Liverpool MP Kim Johnson has added her voice to the outrage surrounding government plans to lower the income level at which students will have to start repaying their student loans.

Graduates could soon be paying hundreds of pounds more a year after Chancellor Rishi Sunak announced a proposal to lower the student loan repayment threshold.

Student unions and students reacted angrily when they found out they could potentially start paying back 9% of their loans when earning only £23,000 a year.

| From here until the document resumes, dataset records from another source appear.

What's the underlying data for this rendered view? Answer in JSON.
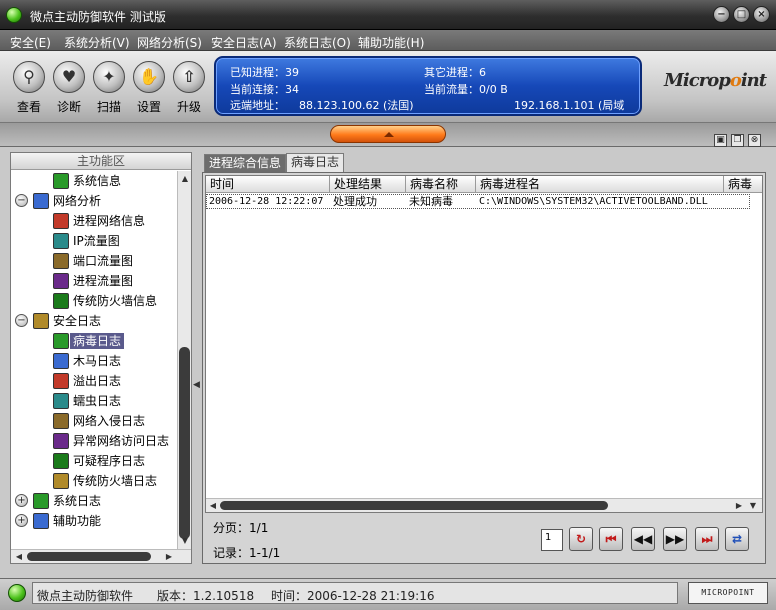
{
  "window": {
    "title": "微点主动防御软件  测试版"
  },
  "menu": [
    "安全(E)",
    "系统分析(V)",
    "网络分析(S)",
    "安全日志(A)",
    "系统日志(O)",
    "辅助功能(H)"
  ],
  "toolbar": [
    {
      "label": "查看",
      "icon": "magnifier-icon"
    },
    {
      "label": "诊断",
      "icon": "heart-check-icon"
    },
    {
      "label": "扫描",
      "icon": "scan-icon"
    },
    {
      "label": "设置",
      "icon": "hand-icon"
    },
    {
      "label": "升级",
      "icon": "upgrade-icon"
    }
  ],
  "info": {
    "known_proc_label": "已知进程：",
    "known_proc": "39",
    "other_proc_label": "其它进程：",
    "other_proc": "6",
    "conn_label": "当前连接：",
    "conn": "34",
    "traffic_label": "当前流量：",
    "traffic": "0/0 B",
    "remote_label": "远端地址：",
    "remote": "88.123.100.62 (法国)",
    "local": "192.168.1.101 (局域"
  },
  "brand": {
    "logo_pre": "Micrоp",
    "logo_o": "o",
    "logo_post": "int"
  },
  "left": {
    "header": "主功能区",
    "tree": [
      {
        "label": "系统信息",
        "level": 1
      },
      {
        "label": "网络分析",
        "level": 0,
        "exp": "−"
      },
      {
        "label": "进程网络信息",
        "level": 1
      },
      {
        "label": "IP流量图",
        "level": 1
      },
      {
        "label": "端口流量图",
        "level": 1
      },
      {
        "label": "进程流量图",
        "level": 1
      },
      {
        "label": "传统防火墙信息",
        "level": 1
      },
      {
        "label": "安全日志",
        "level": 0,
        "exp": "−"
      },
      {
        "label": "病毒日志",
        "level": 1,
        "selected": true
      },
      {
        "label": "木马日志",
        "level": 1
      },
      {
        "label": "溢出日志",
        "level": 1
      },
      {
        "label": "蠕虫日志",
        "level": 1
      },
      {
        "label": "网络入侵日志",
        "level": 1
      },
      {
        "label": "异常网络访问日志",
        "level": 1
      },
      {
        "label": "可疑程序日志",
        "level": 1
      },
      {
        "label": "传统防火墙日志",
        "level": 1
      },
      {
        "label": "系统日志",
        "level": 0,
        "exp": "+"
      },
      {
        "label": "辅助功能",
        "level": 0,
        "exp": "+"
      }
    ]
  },
  "tabs": [
    "进程综合信息",
    "病毒日志"
  ],
  "table": {
    "columns": [
      "时间",
      "处理结果",
      "病毒名称",
      "病毒进程名",
      "病毒"
    ],
    "rows": [
      [
        "2006-12-28 12:22:07",
        "处理成功",
        "未知病毒",
        "C:\\WINDOWS\\SYSTEM32\\ACTIVETOOLBAND.DLL",
        ""
      ]
    ]
  },
  "paging": {
    "page_label": "分页：",
    "page": "1/1",
    "record_label": "记录：",
    "record": "1-1/1",
    "page_input": "1"
  },
  "status": {
    "app": "微点主动防御软件",
    "version_label": "版本：",
    "version": "1.2.10518",
    "time_label": "时间：",
    "time": "2006-12-28 21:19:16",
    "logo": "MICROPOINT"
  },
  "colors": {
    "info_panel": "#1648b8",
    "selection": "#5a5a8c",
    "accent_orange": "#ff7a1a"
  }
}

Currently students in England and Wales who started university after 2012 start paying 9% of everything they earn above £27,295 per year.

Rishi Sunak said the change could save the Treasury about £2bn a year.

Liverpool MP Kim Johnson

Kim told Merseynewslive: “It is particularly galling because students have faced reduced teaching, predominantly online, throughout the pandemic without seeing a reduction in fees.”

Kim said that the proposed change would come at the expense of the lowest earners in England and Wales

She added: “The Chancellor’s budget showed that the Government are trying to recoup the cost of the pandemic by forcing those on lowest incomes to pay the most.”

If the threshold were to be lowered it has been rumoured that graduates would be given 40 years instead of 30 to repay their debt.

The Augar Review of higher education in 2019, suggested cutting tuition fees from £9,250 to £7,500 and extending the repayment period.

Kim went on to say: “Whilst billionaires’ wealth has increased dramatically over the past year, people on Universal Credit have lost their £20 a week uplift, even as gas, fuel and food prices are soaring.”

Universities UK, the body which represents 140 universities in the UK, said it would not comment on the issue until an official government announcement had been made.

Students in Liverpool have spoken out, focusing on the difficulty of trying to sustain themselves when they start earning so little but are already having to pay back their loan.

Lucy Hemsley, a LJMU graduate explained her frustration.

“They need to think about our income when lowering the threshold. How are we supposed to get on the housing market?”

With house prices increasing by 4.9% since May 2021 and the added burden of student debt, young people are struggling to save up for house purchase deposits.

Lucy added: “It may not be a lot to pay back each month but it’s the principle (that) the people making these changes went to university for free.”

Another student at LJMU, Kyle Campbell Flynn, was more understanding of the proposed government plans but was very much aware of the reaction students would have.

He said: “It is a mammoth task for any government, but considering the tremendous financial burden placed upon students during the previous academic year, lowering the threshold will obviously anger students.”